L’arbitro Giuseppe Collu ha diretto con grande discrezione la partita di ieri sera tra Genoa e Udinese, lasciando scorrere molto il gioco al “Luigi Ferraris“. Con solo 18 interruzioni per fallo durante l’incontro, un dato medio molto basso per una partita di Serie A, l’arbitro ha consentito alle squadre di esprimersi senza troppe interruzioni, nonostante l’intensità della gara. In particolare, sono stati fischiati 5 falli contro i padroni di casa rossoblu e 13 a sfavore dei friulani ospiti, con sei ammonizioni totali.
Le ammonizioni e la squalifica di Keinan Davis
Una delle ammonizioni più pesanti è stata quella di Keinan Davis, diffidato, che salterà la prossima partita di Pasquetta contro il Como al “Bluenergy Stadium” a causa di questa sanzione. Oltre a Davis, sono stati ammoniti altri quattro giocatori dell’Udinese, ossia Kamara, Zaniolo e in pieno recupero Solet e il neo entrato Miller, mentre solo uno dei giocatori del Genoa, Colombo, ha ricevuto un cartellino giallo.
Il rigore revisionato al VAR
Un episodio controverso si è verificato nel secondo tempo, quando Collu ha inizialmente fischiato un rigore in favore del Genoa per un presunto tocco di mano in area da parte di Christian Kabasele.
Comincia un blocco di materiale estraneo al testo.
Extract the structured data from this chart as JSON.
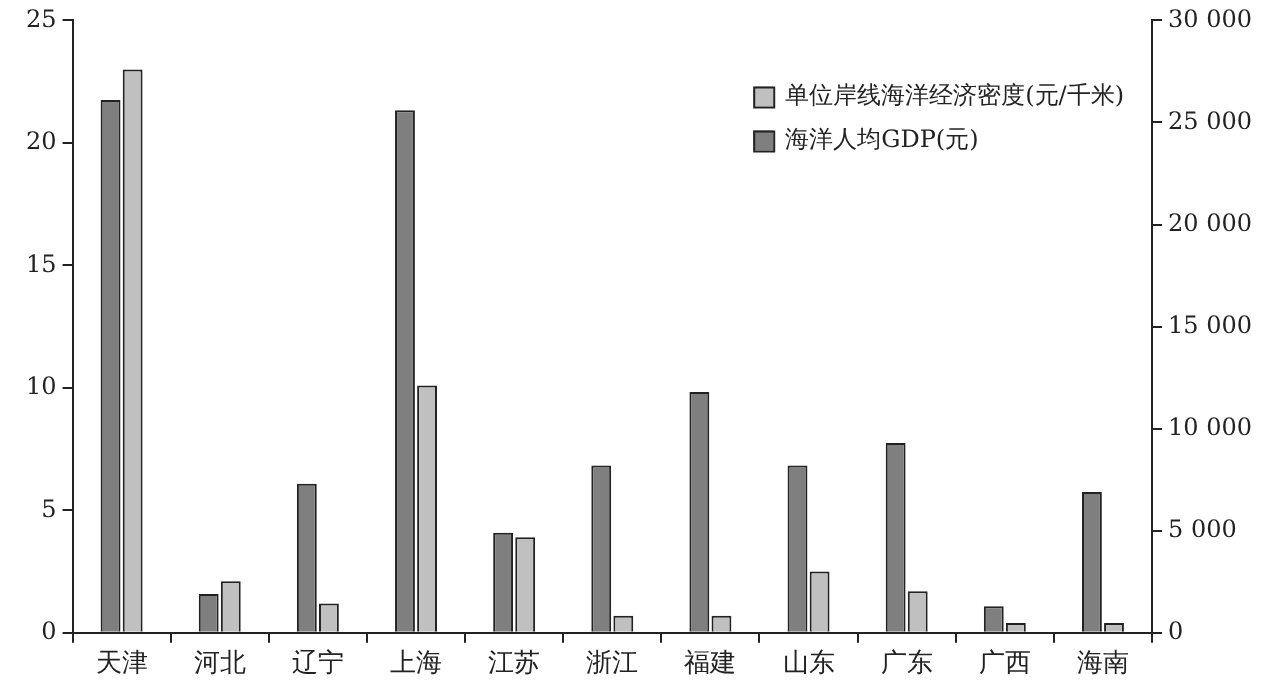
{
  "chart_data": {
    "type": "bar",
    "categories": [
      "天津",
      "河北",
      "辽宁",
      "上海",
      "江苏",
      "浙江",
      "福建",
      "山东",
      "广东",
      "广西",
      "海南"
    ],
    "series": [
      {
        "name": "海洋人均GDP(元)",
        "color": "#7f7f7f",
        "axis": "y2",
        "values": [
          26100,
          1900,
          7300,
          25600,
          4900,
          8200,
          11800,
          8200,
          9300,
          1300,
          6900
        ]
      },
      {
        "name": "单位岸线海洋经济密度(元/千米)",
        "color": "#c0c0c0",
        "values": [
          23.0,
          2.1,
          1.2,
          10.1,
          3.9,
          0.7,
          0.7,
          2.5,
          1.7,
          0.4,
          0.4
        ]
      }
    ],
    "ylim": [
      0,
      25
    ],
    "yticks": [
      0,
      5,
      10,
      15,
      20,
      25
    ],
    "y2lim": [
      0,
      30000
    ],
    "y2ticks": [
      {
        "value": 0,
        "label": "0"
      },
      {
        "value": 5000,
        "label": "5 000"
      },
      {
        "value": 10000,
        "label": "10 000"
      },
      {
        "value": 15000,
        "label": "15 000"
      },
      {
        "value": 20000,
        "label": "20 000"
      },
      {
        "value": 25000,
        "label": "25 000"
      },
      {
        "value": 30000,
        "label": "30 000"
      }
    ],
    "grid": false,
    "legend": "top right"
  }
}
Tuttavia, l’arbitro è stato richiamato alla revisione VAR, e dopo aver rivisto l’azione, ha annullato la sua decisione, considerando che il braccio sinistro di Kabasele fosse quasi completamente a contatto con il corpo, evitando l’interpretazione di un fallo da rigore.
Giudizio finale sull’arbitraggio
Nonostante questo episodio, il giudizio finale sulla prestazione di Collu da parte della Redazione di CalcioUdinese è positivo. La sua gestione della gara, sebbene supportata dalla fondamentale revisione al VAR per l’episodio del rigore, è stata comunque ritenuta sufficiente e ha contribuito a mantenere il flusso del gioco durante l’intera partita.